Really cold, or really, really cold?
Both the Arctic (North Pole) and the Antarctic (South Pole) are cold because they don’t get any direct sunlight. The Sun is always low on the horizon, even in the middle of summer. In winter, the Sun is so far below the horizon that it doesn’t come up at all for months at a time. So the days are just like the nights—cold and dark.
Even though the North Pole and South Pole are “polar opposites,” they both get the same amount of sunlight. But the South Pole is a lot colder than the North Pole. Why? Well, the Poles are polar opposites in other ways too.
The Arctic is ocean surrounded by land. The Antarctic is land surrounded by ocean.
The ocean under the Arctic ice is cold, but still warmer than the ice! So the ocean warms the air a bit.
Antarctica is dry—and high. Under the ice and snow is land, not ocean. And it’s got mountains. The average elevation of Antarctica is about 7,500 feet (2.3 km). And the higher you go, the colder it gets.
|Time of year||Average (mean) temperature|
|North Pole||South Pole|
|Summer||32° F (0° C)||−18° F (−28.2° C)|
|Winter||−40° F (−40° C)||−76° F (−60° C)|
What’s going on this year?
At the end of September 2012, the Arctic ice was the smallest on record. If the ice were on a diet, we would say that it was very successful. But, just as with people on diets, shrinking too much is not healthy.

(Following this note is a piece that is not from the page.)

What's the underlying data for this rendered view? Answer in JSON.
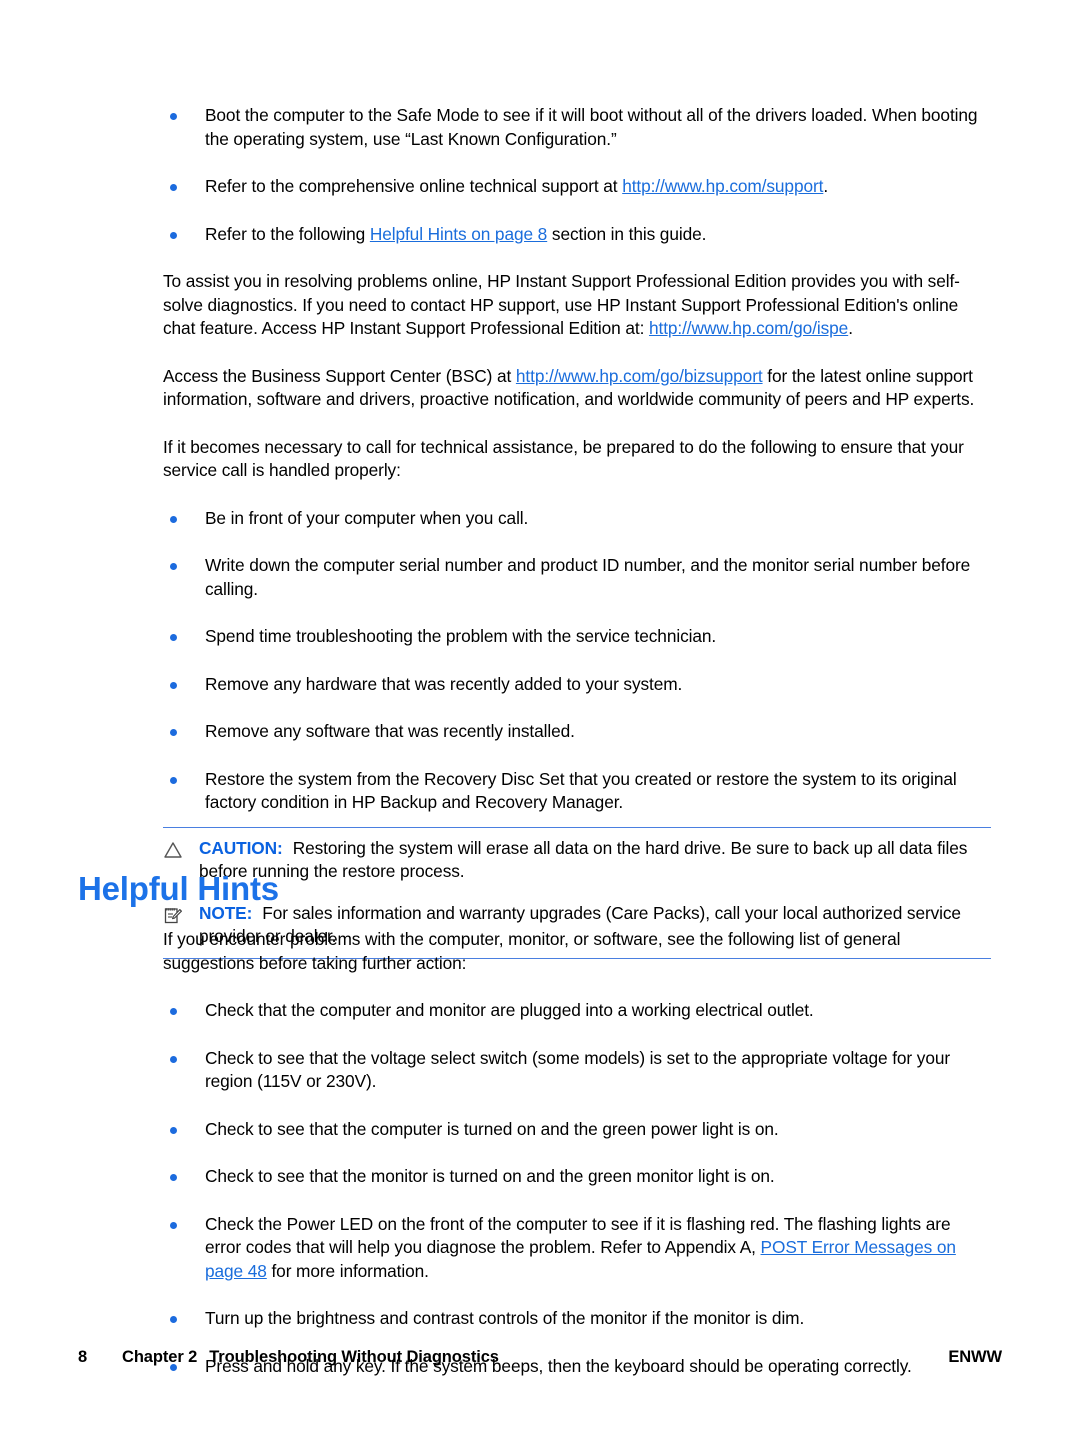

The Arctic ice is shrinking because the ocean under the ice is warming. The warming ocean means Earth’s climate is getting warmer.
The Antarctic’s climate is also warming, but not as fast, because it is less affected by the warming ocean.
Both the Arctic and the Antarctic are doing pretty much what climate scientists have predicted. We need to listen to them about other things they predict.